Differences between Figure 1(a), (b) and (c) are not that apparent (at least visually) as the dark blue areas swamp the entire figure. Perhaps by applying some sort of threshold function to the data you can make the changes more apparent.

Adds two hyperparameters: τ\tau used to select which tokens are important and decoding compression interval (set to 100 in Algorithm 1). While there is some evaluation of the impact of τ\tau the impact of varying the compression interval is not reported.

Unclear how Equations 6, 7 and 8 are evaluated (on CPU or GPU) and what the overheads are. Can you please specify where these equations are evaluated and provide details on their computational overhead?

Very limited supplemental material (beyond code) provided.

问题

Why isn't the normalization in Equation 7 also applied in Equation 6?

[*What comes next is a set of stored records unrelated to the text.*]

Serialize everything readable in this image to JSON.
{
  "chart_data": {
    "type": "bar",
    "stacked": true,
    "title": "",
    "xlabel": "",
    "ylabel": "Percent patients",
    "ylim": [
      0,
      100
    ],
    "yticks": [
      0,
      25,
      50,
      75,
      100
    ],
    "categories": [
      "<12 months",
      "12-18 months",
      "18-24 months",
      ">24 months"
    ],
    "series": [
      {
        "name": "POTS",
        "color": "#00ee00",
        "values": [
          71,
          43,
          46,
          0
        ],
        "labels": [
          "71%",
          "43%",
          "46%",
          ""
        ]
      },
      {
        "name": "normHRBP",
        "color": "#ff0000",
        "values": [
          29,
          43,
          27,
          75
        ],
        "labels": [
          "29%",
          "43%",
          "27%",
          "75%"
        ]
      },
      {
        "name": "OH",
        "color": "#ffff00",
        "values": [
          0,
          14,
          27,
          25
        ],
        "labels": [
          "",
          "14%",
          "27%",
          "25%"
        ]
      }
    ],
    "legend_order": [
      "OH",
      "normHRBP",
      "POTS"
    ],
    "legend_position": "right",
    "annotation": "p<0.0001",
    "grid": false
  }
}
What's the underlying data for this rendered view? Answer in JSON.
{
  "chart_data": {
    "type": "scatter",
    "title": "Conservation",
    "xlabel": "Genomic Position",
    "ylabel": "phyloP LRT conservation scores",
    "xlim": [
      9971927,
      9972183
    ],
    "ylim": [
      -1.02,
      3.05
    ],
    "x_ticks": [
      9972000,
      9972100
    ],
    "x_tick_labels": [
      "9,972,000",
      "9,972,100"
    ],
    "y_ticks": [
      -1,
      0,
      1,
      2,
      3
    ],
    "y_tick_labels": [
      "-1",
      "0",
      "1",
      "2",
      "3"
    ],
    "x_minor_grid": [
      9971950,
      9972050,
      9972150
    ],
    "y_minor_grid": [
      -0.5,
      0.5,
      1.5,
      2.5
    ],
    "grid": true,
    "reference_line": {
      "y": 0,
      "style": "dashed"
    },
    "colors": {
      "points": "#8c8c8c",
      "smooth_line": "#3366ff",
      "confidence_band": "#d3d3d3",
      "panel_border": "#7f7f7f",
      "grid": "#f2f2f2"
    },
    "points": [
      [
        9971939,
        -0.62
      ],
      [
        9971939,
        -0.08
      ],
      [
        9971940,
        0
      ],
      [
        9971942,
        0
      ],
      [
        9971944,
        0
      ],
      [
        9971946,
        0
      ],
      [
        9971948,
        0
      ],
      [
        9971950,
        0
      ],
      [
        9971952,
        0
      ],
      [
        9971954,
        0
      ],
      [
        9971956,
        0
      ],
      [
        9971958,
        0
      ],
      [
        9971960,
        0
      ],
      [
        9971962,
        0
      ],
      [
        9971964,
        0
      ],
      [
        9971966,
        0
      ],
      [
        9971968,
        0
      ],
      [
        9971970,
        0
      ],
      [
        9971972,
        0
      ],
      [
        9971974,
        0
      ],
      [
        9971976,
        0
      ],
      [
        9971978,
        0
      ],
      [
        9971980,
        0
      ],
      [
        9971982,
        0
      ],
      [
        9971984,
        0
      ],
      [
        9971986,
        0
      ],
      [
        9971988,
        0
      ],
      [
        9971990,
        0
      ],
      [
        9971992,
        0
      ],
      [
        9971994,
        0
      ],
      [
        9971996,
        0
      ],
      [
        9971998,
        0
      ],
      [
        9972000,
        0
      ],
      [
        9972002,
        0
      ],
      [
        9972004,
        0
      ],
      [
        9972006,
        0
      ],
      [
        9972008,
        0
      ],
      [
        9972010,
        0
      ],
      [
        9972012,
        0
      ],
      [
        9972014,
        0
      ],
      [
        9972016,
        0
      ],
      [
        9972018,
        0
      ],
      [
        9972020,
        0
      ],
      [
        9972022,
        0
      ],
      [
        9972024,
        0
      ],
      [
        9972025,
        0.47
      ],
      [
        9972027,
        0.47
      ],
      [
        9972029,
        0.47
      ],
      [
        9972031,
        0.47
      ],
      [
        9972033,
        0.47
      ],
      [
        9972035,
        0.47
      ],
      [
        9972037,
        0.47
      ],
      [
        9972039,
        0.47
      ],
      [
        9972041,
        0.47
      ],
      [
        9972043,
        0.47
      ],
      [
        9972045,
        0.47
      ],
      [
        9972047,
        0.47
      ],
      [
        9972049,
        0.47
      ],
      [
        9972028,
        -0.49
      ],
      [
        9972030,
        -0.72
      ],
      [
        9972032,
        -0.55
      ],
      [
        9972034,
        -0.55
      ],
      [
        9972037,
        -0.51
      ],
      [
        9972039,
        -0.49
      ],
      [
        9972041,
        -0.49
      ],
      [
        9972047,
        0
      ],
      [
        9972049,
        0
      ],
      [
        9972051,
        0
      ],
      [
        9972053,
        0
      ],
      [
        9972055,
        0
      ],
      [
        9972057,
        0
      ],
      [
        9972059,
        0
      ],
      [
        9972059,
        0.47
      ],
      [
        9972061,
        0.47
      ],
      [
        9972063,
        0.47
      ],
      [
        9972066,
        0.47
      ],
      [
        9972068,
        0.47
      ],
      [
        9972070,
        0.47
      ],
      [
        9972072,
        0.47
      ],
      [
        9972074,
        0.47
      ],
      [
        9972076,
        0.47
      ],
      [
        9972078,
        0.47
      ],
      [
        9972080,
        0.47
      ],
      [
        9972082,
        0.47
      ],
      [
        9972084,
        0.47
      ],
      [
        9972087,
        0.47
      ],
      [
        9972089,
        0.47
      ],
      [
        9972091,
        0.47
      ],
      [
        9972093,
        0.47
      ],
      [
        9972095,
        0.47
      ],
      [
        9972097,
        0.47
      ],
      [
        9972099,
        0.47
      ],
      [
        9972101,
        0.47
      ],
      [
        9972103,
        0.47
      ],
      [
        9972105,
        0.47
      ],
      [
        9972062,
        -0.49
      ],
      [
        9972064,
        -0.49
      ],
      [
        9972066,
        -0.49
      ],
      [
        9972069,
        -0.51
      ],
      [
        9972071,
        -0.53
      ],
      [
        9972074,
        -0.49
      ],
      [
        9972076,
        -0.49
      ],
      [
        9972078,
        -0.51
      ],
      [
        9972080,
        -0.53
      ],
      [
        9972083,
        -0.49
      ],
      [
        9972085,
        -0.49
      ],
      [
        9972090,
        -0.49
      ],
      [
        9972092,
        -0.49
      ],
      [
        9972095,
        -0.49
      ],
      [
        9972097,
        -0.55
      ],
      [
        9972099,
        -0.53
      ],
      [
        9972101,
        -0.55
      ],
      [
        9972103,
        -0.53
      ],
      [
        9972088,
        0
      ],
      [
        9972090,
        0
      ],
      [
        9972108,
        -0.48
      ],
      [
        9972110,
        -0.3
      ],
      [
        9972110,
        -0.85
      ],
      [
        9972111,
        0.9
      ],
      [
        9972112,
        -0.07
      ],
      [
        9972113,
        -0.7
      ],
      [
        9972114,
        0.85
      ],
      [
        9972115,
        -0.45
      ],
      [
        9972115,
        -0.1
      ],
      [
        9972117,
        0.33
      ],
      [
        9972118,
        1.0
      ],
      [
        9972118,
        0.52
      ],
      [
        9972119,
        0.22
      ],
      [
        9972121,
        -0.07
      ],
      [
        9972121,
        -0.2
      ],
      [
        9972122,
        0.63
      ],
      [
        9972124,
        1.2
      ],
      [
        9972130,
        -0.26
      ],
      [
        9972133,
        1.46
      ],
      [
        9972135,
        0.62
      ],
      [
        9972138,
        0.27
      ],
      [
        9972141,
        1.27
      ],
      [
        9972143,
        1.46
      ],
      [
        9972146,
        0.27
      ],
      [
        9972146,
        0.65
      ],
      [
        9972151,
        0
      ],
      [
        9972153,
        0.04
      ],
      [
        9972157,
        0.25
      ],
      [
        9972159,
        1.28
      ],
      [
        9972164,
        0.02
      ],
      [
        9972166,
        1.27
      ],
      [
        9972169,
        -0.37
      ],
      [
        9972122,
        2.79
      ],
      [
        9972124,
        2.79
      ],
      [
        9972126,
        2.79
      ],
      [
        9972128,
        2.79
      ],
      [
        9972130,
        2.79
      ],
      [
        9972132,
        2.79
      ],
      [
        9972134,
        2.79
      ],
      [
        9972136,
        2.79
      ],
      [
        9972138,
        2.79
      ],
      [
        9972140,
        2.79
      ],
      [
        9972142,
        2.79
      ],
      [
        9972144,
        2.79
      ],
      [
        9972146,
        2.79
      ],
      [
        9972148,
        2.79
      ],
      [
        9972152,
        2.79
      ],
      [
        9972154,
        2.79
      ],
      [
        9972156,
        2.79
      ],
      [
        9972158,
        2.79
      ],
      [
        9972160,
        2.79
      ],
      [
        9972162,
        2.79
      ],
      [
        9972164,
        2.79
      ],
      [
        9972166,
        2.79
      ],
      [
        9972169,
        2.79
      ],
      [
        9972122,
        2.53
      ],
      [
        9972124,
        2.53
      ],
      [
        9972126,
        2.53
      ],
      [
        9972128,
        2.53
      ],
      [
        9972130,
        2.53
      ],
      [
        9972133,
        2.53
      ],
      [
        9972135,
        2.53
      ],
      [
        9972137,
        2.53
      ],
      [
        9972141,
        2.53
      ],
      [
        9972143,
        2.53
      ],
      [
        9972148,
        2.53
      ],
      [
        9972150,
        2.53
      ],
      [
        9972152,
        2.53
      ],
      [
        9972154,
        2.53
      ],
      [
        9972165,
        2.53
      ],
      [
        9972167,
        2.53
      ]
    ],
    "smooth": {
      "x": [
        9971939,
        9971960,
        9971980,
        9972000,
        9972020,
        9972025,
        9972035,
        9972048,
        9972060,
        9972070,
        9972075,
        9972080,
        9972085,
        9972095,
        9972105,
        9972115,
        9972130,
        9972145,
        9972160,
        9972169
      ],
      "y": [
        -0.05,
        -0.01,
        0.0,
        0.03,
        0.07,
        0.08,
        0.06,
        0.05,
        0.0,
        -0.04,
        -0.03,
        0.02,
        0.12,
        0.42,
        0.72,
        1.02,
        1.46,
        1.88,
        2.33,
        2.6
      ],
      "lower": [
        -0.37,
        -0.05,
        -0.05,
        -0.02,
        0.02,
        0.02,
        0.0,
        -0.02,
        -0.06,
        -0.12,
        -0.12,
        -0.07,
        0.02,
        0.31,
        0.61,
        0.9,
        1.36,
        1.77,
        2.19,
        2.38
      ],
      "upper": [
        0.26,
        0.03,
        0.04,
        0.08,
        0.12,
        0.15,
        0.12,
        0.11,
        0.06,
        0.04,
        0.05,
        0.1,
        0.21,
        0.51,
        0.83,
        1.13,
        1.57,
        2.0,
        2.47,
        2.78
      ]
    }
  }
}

What value of τ\tau was used when obtaining the data in Figure 3?

Figure 5 shows the impact of τ\tau on GQA for LLaVA-v1.5-7B, but what is unclear is if the values that work there would work for other networks and tasks. Can you comment and/or provide additional sensitivity results for other networks/tasks? Why isn't τ\tau listed as an input in both procedures in Algorithm 1 (it is used in Equation 6 inside both)?

The value 100 used between line 347 and 348 in Algorithm 1 seems to be a hyperparameter (which could may be called something like a decoding compression interval). How do results vary as this hyperparameter changes? Beyond one sentence at the end of Section 4, I did not see any discussion of the process involved (compressing the KV cache every 100 generated tokens).

Does the prefill latency in Figure 6 include time to compress the K-V cache? Assuming it is, what fraction of prefill latency is taken up by the compression phase?

What is the impact of the K-V cache compression on decoding latency and/or throughput?

What is the impact of the decoding compression interval on performance and decoding latency/throughput?

I was confused at Lines 275-277 about the following: How can one "perform" the "attention mechanism" "solely" on important tokens before first having computing the attention scores required to determine token importance (Equations 6 and 7)? Suggest you clarify the order of operations and explain how token importance is determined before applying the attention mechanism. It seems to me that more specifically what is being saved is overhead on softmax and the MLP layers (I assume this is what "FlashAttention()" on Line 335, 346 computes) but the calculations of Equation 6, 7 and 8 must introduce some computation overheads and there does not seem to be much said about the overheads in the paper. For example I think Equation 6 and 8 would involve sorting, which may be slow. Are Equations 6, 7 and 8 evaluated on CPU or GPU? How much overhead is introduced and is that included in your latency measurements in Figure 6?

撤稿通知

I have read and agree with the venue's withdrawal policy on behalf of myself and my co-authors.